La decima edizione dell’iniziativa farà da cassa di risonanza per l’inno alla vita e all’altruismo dei ciclisti aderenti all’Aned Sport; team tricolore formato da trapiantati che, dopo aver ricevuto un organo in dono, sono tornati a condurre una vita sana ed attiva.

“Il Trapianto è Vita”, il messaggio stampato sulle maglie dei trapiantati e dei medici specialisti che fanno parte di questa straordinaria squadra nazionale.

Il 9 giugno ai nastri di partenza si presenteranno quattro trapiantati di cuore, rene e fegato, tre medici e due assistenti. Per tanti, la Gran Fondo del Capitano rappresenterà un gradito ritorno sui percorsi che abbracciano l’Alta Valle del Savio fino ad arrivare al Monte Fumaiolo (alcuni di questi passeranno dal medio al lungo tracciato).

Davide Fabbri, trapiantato di rene il 10 maggio 2015, ha già testato il percorso: per lui sarà la terza Gran Fondo del Capitano.

“A 50 anni rivivo una nuova vita – dice – sarò sempre grato per il dono che ho ricevuto”.

Il suo destino era scritto dalla genetica: rene policistico. Dialisi iniziata, come tanti in famiglia, in giovane età. La sua vita è rimasta a lungo appesa alle terapie, al lavoro e a qualche breve momento di libertà sulle due ruote. Poi, finalmente, il trapianto; le prime pedalate e, in seguito, le lunghe distanze. Avventure incredibili, esperienze mai provate prima. Nel 2018 ha arricchito la teca personale con ben 8 granfondo.

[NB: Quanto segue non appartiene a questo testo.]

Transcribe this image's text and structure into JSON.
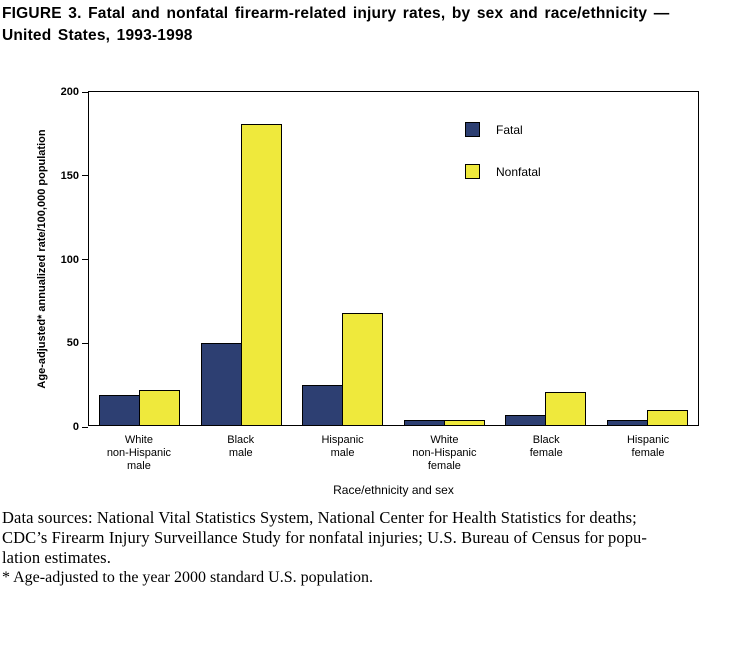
{
  "title": {
    "line1": "FIGURE 3. Fatal and nonfatal firearm-related injury rates, by sex and race/ethnicity —",
    "line2": "United States, 1993-1998"
  },
  "chart_data": {
    "type": "bar",
    "categories": [
      [
        "White",
        "non-Hispanic",
        "male"
      ],
      [
        "Black",
        "male"
      ],
      [
        "Hispanic",
        "male"
      ],
      [
        "White",
        "non-Hispanic",
        "female"
      ],
      [
        "Black",
        "female"
      ],
      [
        "Hispanic",
        "female"
      ]
    ],
    "series": [
      {
        "name": "Fatal",
        "color": "#2d3f72",
        "values": [
          18,
          49,
          24,
          3,
          6,
          3
        ]
      },
      {
        "name": "Nonfatal",
        "color": "#efe93c",
        "values": [
          21,
          180,
          67,
          3,
          20,
          9
        ]
      }
    ],
    "title": "",
    "ylabel": "Age-adjusted* annualized rate/100,000 population",
    "xlabel": "Race/ethnicity and sex",
    "ylim": [
      0,
      200
    ],
    "yticks": [
      0,
      50,
      100,
      150,
      200
    ],
    "grid": false,
    "legend_position": "upper-right-inside"
  },
  "footer": {
    "lines": [
      "Data sources: National Vital Statistics System, National Center for Health Statistics for deaths;",
      "CDC’s Firearm Injury Surveillance Study for nonfatal injuries; U.S. Bureau of Census for popu-",
      "lation estimates."
    ],
    "footnote": "* Age-adjusted to the year 2000 standard U.S. population."
  }
}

A Fabbri fa eco Roberto Capraro di Castel Gandolfo.

“Non vedo l’ora – racconta – di godermi di nuovo i bellissimi paesaggi della Gran Fondo del Capitano; la salita al Fumaiolo è uno spettacolo. Quest’anno punto alla lunga distanza. Il 25 maggio festeggio 14 anni dal trapianto di fegato; prima mi sentivo un leone in gabbia, oggi a 55 anni vivo la vita con l’entusiasmo di una bambino”.

“Molte persone – commenta Capraro – dopo anni di sofferenza e paure rifiutano la donazione d’organo. Io porto loro la mia esperienza per spiegare che questo è un passo da fare a testa alta, perché vale la pena affrontare la vita grazie a un dono così grande “.

C’è poi Roberto, con un passato da podista. Nel 1983, a seguito del test per le allergie fatto all’ospedale militare, viene a sapere di essere malato: Epatite B.

Ha scoperto la passione per la bici solo all’indomani dell’intervento. A distanza di pochi anni, complice l’eccellente lavoro compiuto dallo staff medico, ha iniziato a confrontarsi e gareggiare con gli altri appassionati non trapiantati. Il sogno che culla da sempre è quello di girare l’Europa in sella alla sua bicicletta portando un messaggio di speranza nei principali Centri trapianto del Vecchio Continente.

“Il loro entusiasmo è contagioso – spiega il dottor Giovanni Mosconi, dal 2008 referente nazionale per il CNT del protocollo di ricerca “Trapianto… e adesso sport” – lascia il segno ed è un bene. In Italia ci sono circa 9.000 persone in attesa di trapianto (6.700 di rene, 1.500 di fegato ed i restanti di cuore e polmone). Ogni anno nel nostro Paese si effettuano 3.200 interventi. I nostri sportivi rappresentano l’eccezionalità. Non tutti rispondono allo stesso modo, ma per ognuno è importante contrastare la sedentarietà ed i rischi cardiovascolari facendo attività motoria controllata in palestra o attività aerobica o potenziamento fisica a domicilio. L’attività fisica è fondamentale alla percezione della qualità della vita ed è possibile svolgerla già a 6 mesi dalla sala operatoria”.